While it was updating everything, it was quite simple. But for performance improvements, and to limit the queries on the servers, many parameters were added to limit some refresh to some situations.

However, this is not the right pattern. It is better to have each component have its own saga watching the actions they would need to refresh on. This is the pattern I implemented almost everywhere else, and it scales good, while limiting the responsibility in one place.

To perform this refactor was risky. As the function was called from many places with various arguments.

So I used ... Excel ! ;)

1. List the calls

2. List the behaviors from the params

3. List the needs for each call

4. Find the actions behind each need, and subscribe the update sagas to those actions

5. Tests!!

All in all... 5h of preparation, 5h of refactor + fix and... it rocks :) !

So much more understandable and maintenance easy. What a relief to remove this old code.

Code are aging badly. Really ;)

Monitoring - New Performance view

· One min read

I added a new view to monitoring. And thanks to the big refactors of last year... this was bloody easy :)

This view adds several grids to get performance statistics over the period:

  • Services performance
    • Replicas, CPU, RAM, Errors
  • Whisperers -> Services communications
  • Services API
  • Services -> Services communications
  • Services -> Elasticsearch
  • Services -> Redis
    • For all: Load, Latency, Errors

Setup is managing Docker config upgrades

· One min read

I wanted to remove coupling between Spider setup and infrastructure configuration.

There was one sticky bit still: the configuration service was using a volume with all configuration files of the applications mounted from it.

I moved it all in Docker configs, so that you may have many replicas of configuration service, and also so that High Availability is managed by Docker.

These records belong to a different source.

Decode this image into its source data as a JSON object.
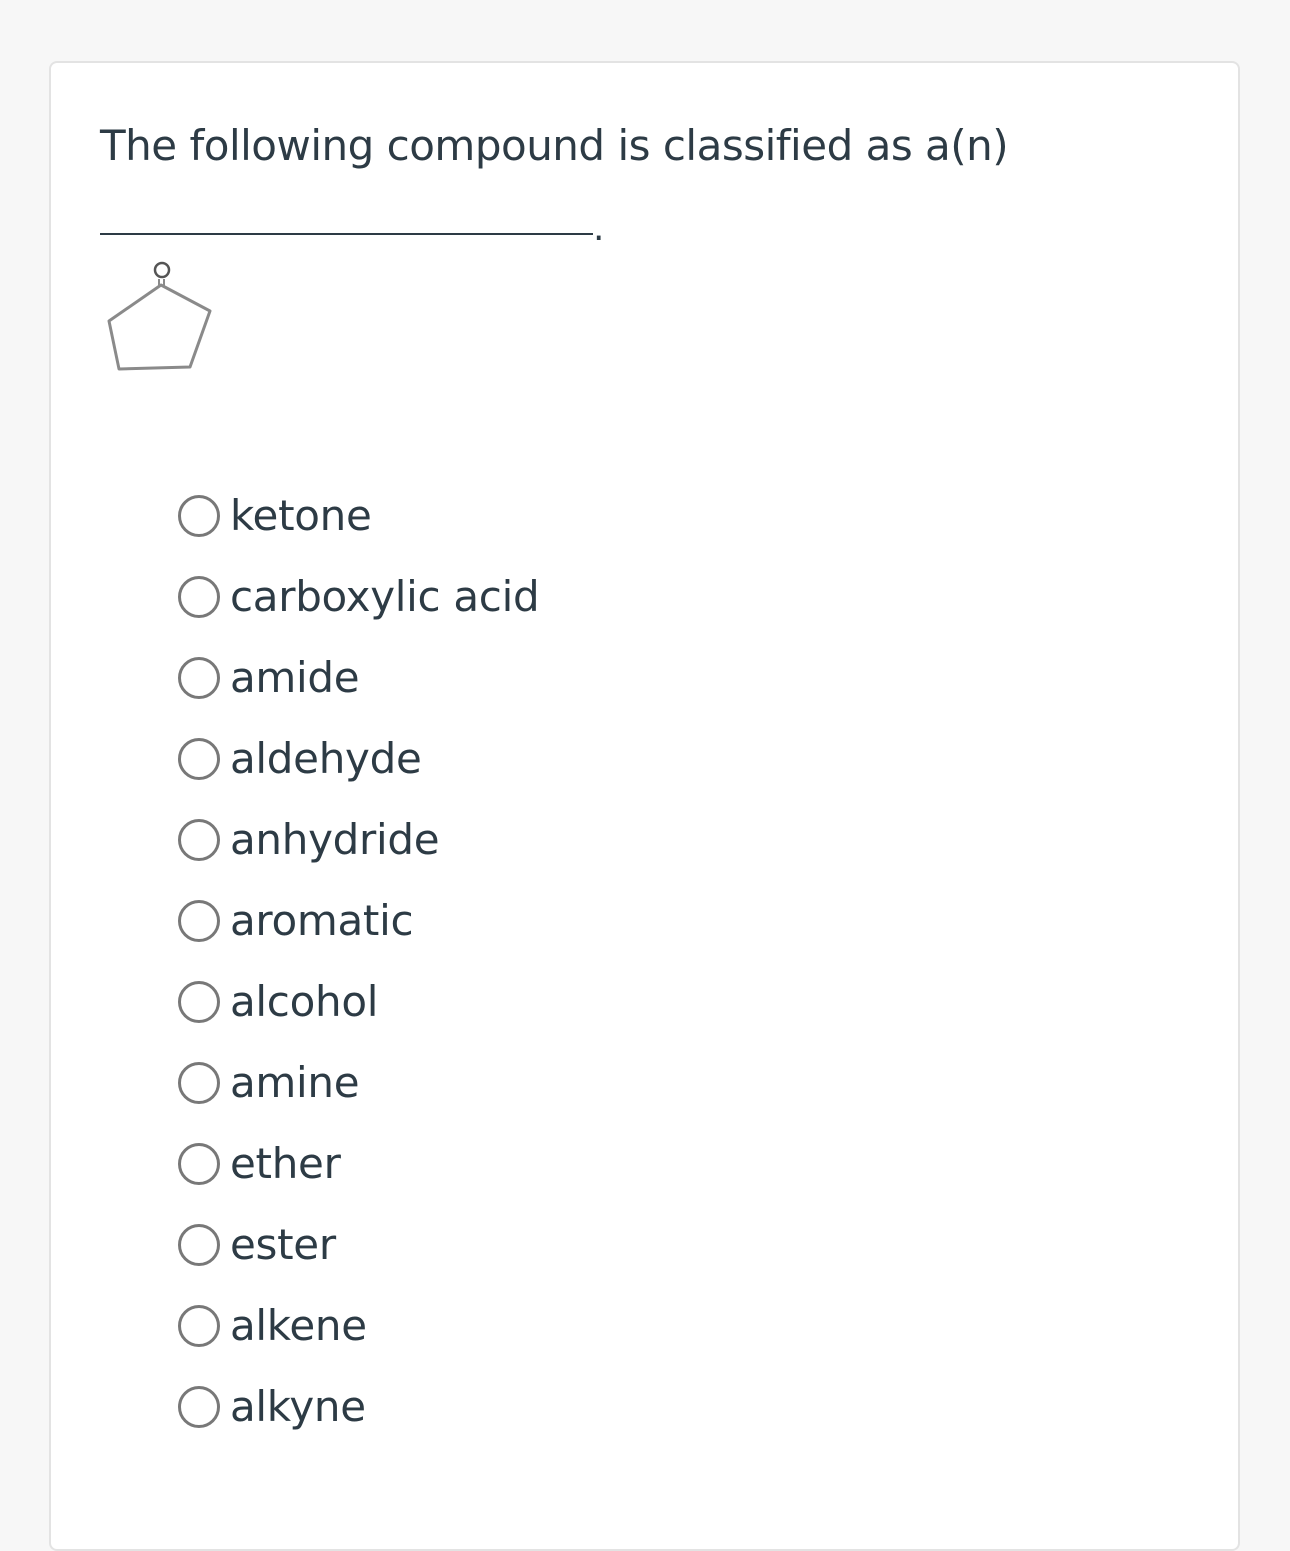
{
  "question": {
    "text": "The following compound is classified as a(n)",
    "blank_suffix": "."
  },
  "molecule_icon": "cyclopentanone-structure-icon",
  "options": [
    {
      "label": "ketone",
      "selected": false
    },
    {
      "label": "carboxylic acid",
      "selected": false
    },
    {
      "label": "amide",
      "selected": false
    },
    {
      "label": "aldehyde",
      "selected": false
    },
    {
      "label": "anhydride",
      "selected": false
    },
    {
      "label": "aromatic",
      "selected": false
    },
    {
      "label": "alcohol",
      "selected": false
    },
    {
      "label": "amine",
      "selected": false
    },
    {
      "label": "ether",
      "selected": false
    },
    {
      "label": "ester",
      "selected": false
    },
    {
      "label": "alkene",
      "selected": false
    },
    {
      "label": "alkyne",
      "selected": false
    }
  ],
  "colors": {
    "text": "#2d3b45",
    "radio_border": "#787878",
    "card_border": "#e3e3e3",
    "page_background": "#f7f7f7"
  }
}
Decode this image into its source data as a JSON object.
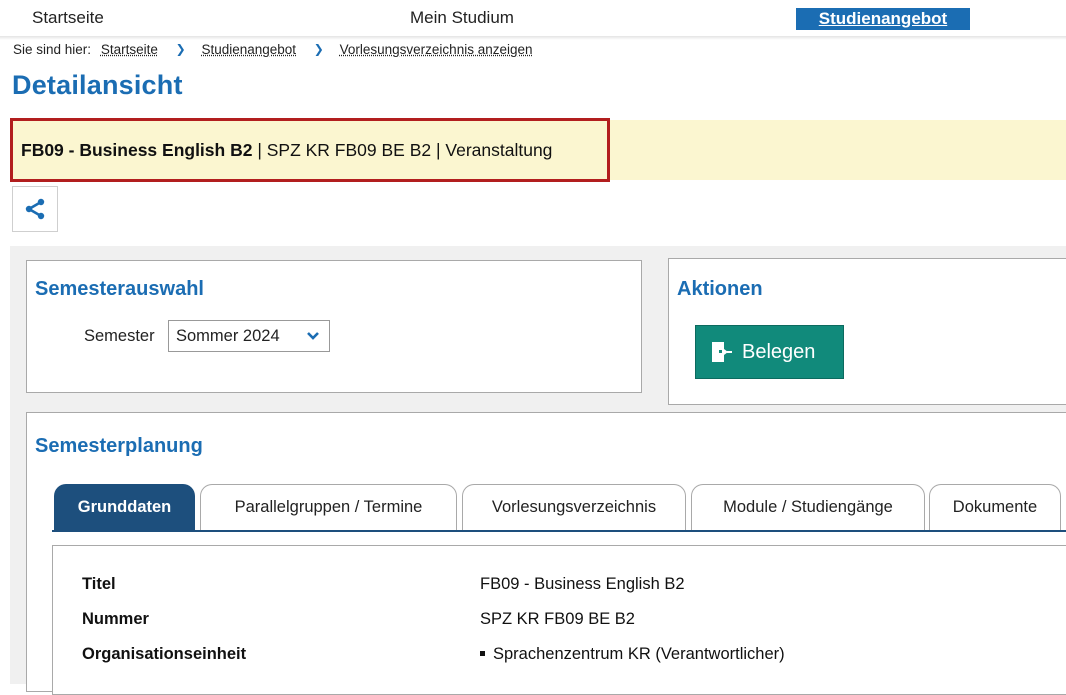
{
  "topnav": {
    "items": [
      "Startseite",
      "Mein Studium",
      "Studienangebot"
    ],
    "active": "Studienangebot"
  },
  "breadcrumb": {
    "label": "Sie sind hier:",
    "items": [
      "Startseite",
      "Studienangebot",
      "Vorlesungsverzeichnis anzeigen"
    ]
  },
  "page_title": "Detailansicht",
  "title_band": {
    "name": "FB09 - Business English B2",
    "separator1": " | ",
    "number": "SPZ KR FB09 BE B2",
    "separator2": " | ",
    "type": "Veranstaltung"
  },
  "share": {
    "icon": "share-icon"
  },
  "semesterauswahl": {
    "heading": "Semesterauswahl",
    "semester_label": "Semester",
    "semester_value": "Sommer 2024"
  },
  "aktionen": {
    "heading": "Aktionen",
    "belegen_label": "Belegen",
    "belegen_icon": "enter-door-icon"
  },
  "semesterplanung": {
    "heading": "Semesterplanung",
    "tabs": [
      "Grunddaten",
      "Parallelgruppen / Termine",
      "Vorlesungsverzeichnis",
      "Module / Studiengänge",
      "Dokumente"
    ],
    "active_tab": "Grunddaten"
  },
  "grunddaten": {
    "rows": [
      {
        "label": "Titel",
        "value": "FB09 - Business English B2"
      },
      {
        "label": "Nummer",
        "value": "SPZ KR FB09 BE B2"
      },
      {
        "label": "Organisationseinheit",
        "value": "Sprachenzentrum KR (Verantwortlicher)"
      }
    ]
  },
  "colors": {
    "accent": "#1b6db3",
    "tab_active": "#1d4f7d",
    "belegen": "#118a7b",
    "title_band": "#fbf6d0",
    "highlight_box": "#b21e1e"
  }
}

To be able to go towards this, I upgraded Spider setup script to:

  • Create Docker configs for each application configuration file
  • Inject them in Configuration service Docker stack definition
  • And also... manage updates of those configuration to transparently change the Docker configs on next deploy.

Now, more than ever, setup and upgrades of Spider are simple:

  • Setup your ES cluster
  • Setup your Docker Swarm cluster
  • Pull the Setup repo and configure setup.yml
  • To install:
    • Run make new-install config db keypair admin crons cluster
  • To update:
    • Run make update config db cluster

I could also manage Docker secret upgrades... but since only the signing key is in secret, there is not much value in it :)

Technical upgrades

· One min read

I did some technical upgrades of Spider:

  • Traefik -> 2.4.8
  • Redis -> Back in Docker Swarm cluster for easier upgrade, and High Availability
  • Metricbeat & Filebeat -> 7.11

I also tested Redis threaded IO... but there was no gain, so I reverted back.

Upgrade to Redis 6.2

· One min read

Just wanted to test :) I just upgraded Redis from 5.0 to 6.2...

  • Nothing to change except systemd loader
  • Performance is as fast as before (with no change of settings): 10 500 op/s for 7% CPU
  • Works like a charm

CPU

Load

Processing time

I'll let it run for some time, then I'll activate the new IO threads to check any improvement.